Dilanjutkan : “Syekh Ubaid memerangi nafsunya dengan keadaan ini, hingga daulah dan penghuninya menjadikannya sebagai pengemban qada’. Beliau melalui kehidupannya dengan khumul hingga akhir hayatnya. Kemudian beliau di bolehkan untuk tidak memegang qada’ lagi, sehingga dapat konsentrasi dalam beribadah, setelah itu melakukan perjalanan untuk meminta tahkim .
-    Syekh Abdurrahman bin Ahmad Ba Abbad.
Penulis biografinya mengatakan seputar sosoknya  sebagai berikut : “ Beliau adalah Syekh al Kabir al Salik al Nasik al Mujahid al Zahid sisa dari hamba Allah yang zuhud, beliau adalah rahmat bagi sekalian alam Wajihuddin Abdurrahman bin Ahmad Abbad . Hubungan Syekh Ubaid dengan beliau bermula dari sela-sela kunjungannya ke Ghurfah Ba Abbad, beliau belajar darinya, mendapatkan ijazah, talbis, dan kebenaran cinta, beliau adalah seorang Syekh yang agung dan figur suri tauladan.

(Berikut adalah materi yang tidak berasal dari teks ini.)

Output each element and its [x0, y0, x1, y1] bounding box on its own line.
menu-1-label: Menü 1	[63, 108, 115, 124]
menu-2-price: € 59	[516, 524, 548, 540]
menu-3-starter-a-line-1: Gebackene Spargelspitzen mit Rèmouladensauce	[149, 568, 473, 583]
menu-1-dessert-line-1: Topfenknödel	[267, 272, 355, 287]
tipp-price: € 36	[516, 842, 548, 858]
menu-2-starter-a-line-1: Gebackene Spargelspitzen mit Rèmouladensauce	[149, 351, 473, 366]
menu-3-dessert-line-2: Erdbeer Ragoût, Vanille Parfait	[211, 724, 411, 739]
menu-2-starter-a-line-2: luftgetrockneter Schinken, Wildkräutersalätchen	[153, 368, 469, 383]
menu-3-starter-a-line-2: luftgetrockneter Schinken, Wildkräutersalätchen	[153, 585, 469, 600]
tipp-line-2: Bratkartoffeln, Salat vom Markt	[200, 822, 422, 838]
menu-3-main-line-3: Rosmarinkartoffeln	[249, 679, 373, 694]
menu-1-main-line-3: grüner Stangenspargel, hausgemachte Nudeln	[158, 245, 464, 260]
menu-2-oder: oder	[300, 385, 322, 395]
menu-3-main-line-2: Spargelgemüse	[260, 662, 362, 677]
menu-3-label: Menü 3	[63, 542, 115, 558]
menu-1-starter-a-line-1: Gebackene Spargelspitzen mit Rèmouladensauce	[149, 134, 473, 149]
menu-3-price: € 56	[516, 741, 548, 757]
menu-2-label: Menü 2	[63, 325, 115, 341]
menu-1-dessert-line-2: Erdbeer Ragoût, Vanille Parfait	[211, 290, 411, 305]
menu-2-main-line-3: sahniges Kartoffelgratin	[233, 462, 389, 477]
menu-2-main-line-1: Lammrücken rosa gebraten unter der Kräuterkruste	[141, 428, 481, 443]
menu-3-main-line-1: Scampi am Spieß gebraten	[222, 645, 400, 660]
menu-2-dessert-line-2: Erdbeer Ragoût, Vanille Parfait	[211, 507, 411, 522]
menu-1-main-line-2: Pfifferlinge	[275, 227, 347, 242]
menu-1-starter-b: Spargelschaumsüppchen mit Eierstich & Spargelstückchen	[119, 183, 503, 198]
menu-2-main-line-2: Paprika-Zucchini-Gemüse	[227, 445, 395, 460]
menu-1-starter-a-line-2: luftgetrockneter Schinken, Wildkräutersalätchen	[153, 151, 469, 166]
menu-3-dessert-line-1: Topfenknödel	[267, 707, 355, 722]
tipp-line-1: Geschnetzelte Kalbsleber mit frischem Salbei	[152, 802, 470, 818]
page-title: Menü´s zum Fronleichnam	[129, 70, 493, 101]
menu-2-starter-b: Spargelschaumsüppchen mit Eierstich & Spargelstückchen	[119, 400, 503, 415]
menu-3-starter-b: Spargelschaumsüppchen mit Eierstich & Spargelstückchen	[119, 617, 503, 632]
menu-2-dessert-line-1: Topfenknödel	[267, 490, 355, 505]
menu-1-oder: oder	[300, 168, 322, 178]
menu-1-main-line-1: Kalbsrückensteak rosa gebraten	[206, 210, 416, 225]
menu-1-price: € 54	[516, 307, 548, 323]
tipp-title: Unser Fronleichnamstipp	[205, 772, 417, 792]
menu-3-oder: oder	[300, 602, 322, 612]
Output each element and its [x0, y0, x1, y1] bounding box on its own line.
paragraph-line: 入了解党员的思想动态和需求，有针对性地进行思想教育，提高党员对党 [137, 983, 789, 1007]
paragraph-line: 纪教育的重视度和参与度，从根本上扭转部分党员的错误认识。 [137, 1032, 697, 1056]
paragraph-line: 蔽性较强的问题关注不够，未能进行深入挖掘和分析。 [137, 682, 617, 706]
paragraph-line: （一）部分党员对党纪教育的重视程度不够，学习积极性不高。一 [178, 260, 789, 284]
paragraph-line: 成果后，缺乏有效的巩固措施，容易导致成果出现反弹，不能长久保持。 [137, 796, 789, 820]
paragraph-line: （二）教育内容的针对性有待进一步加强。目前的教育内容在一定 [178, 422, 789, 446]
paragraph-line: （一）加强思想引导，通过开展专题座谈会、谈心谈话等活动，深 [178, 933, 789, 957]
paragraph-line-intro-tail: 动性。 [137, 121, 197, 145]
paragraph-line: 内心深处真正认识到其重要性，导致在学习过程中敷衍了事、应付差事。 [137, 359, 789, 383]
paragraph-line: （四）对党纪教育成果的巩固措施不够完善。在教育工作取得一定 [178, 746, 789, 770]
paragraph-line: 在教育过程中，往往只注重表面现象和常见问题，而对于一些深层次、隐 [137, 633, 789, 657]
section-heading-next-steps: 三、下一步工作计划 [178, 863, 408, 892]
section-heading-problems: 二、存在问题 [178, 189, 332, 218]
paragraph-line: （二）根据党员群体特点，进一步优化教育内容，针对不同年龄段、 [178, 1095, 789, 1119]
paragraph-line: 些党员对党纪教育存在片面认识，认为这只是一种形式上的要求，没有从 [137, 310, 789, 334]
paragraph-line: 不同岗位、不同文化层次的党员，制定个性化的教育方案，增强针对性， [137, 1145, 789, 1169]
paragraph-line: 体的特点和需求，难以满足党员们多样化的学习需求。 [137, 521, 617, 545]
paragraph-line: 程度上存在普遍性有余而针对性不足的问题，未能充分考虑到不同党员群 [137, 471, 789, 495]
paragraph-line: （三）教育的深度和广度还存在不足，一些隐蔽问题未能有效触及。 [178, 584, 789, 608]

     Mengenai jalinan hubungan keduanya penyusun riwayat hidupnya berkata : “Di antara Syekh Ubaid dan Syekh Abdurrahman terdapat mujalasah dan inayah semenjak lama. Tampak pada diri Syekh Ubaid kemurnian cinta dan jalinan yang erat, beliau berada di rumahnya sampai sebulan dan dua bulan bahkan tiga bulan disertai gurunya Syekh Rabi’, waktu-waktunya merupakan kebagaian dan ketentraman yang tiada terkira dengan keutuhan cinta yang tidak retak.
      Perasaannya menyatakan tentang halnya, muncullah perasaan yang seakan-akan bersumber dari satu hati, hal tersebut disebabkan oleh kemurnian cinta. Adapun kebiasaan dari Syekh Abdurrahman Ba Abbad adalah ketaatan dan mujahadah dalam beberapa ibadah, membaca ratib, wirid dan berdoa untuk sekalian umat Islam, menyenangi orang-orang pilihan, sosoknya terkesan khumul, berpuasa, semua waktunya hanya untuk beribadah, beliau pernah ditanya tentang hal itu dan bekata : “Aku berkata kepada nafsuku jaraknya tidak jauh, sabarlah hari ini wahai nafsuku, karena aku tidak tahu apa yang akan terjadi malam ini, bangun malamlah kerena aku tidak tahu apa yang akan terjadi esok hari, beliau menjalani dengan keadaan seperti ini, mengekang dirinya di masjid disertai bacaan alQuran, dzikir, wirid, hingga beliau memiliki kedudukan yang agung .     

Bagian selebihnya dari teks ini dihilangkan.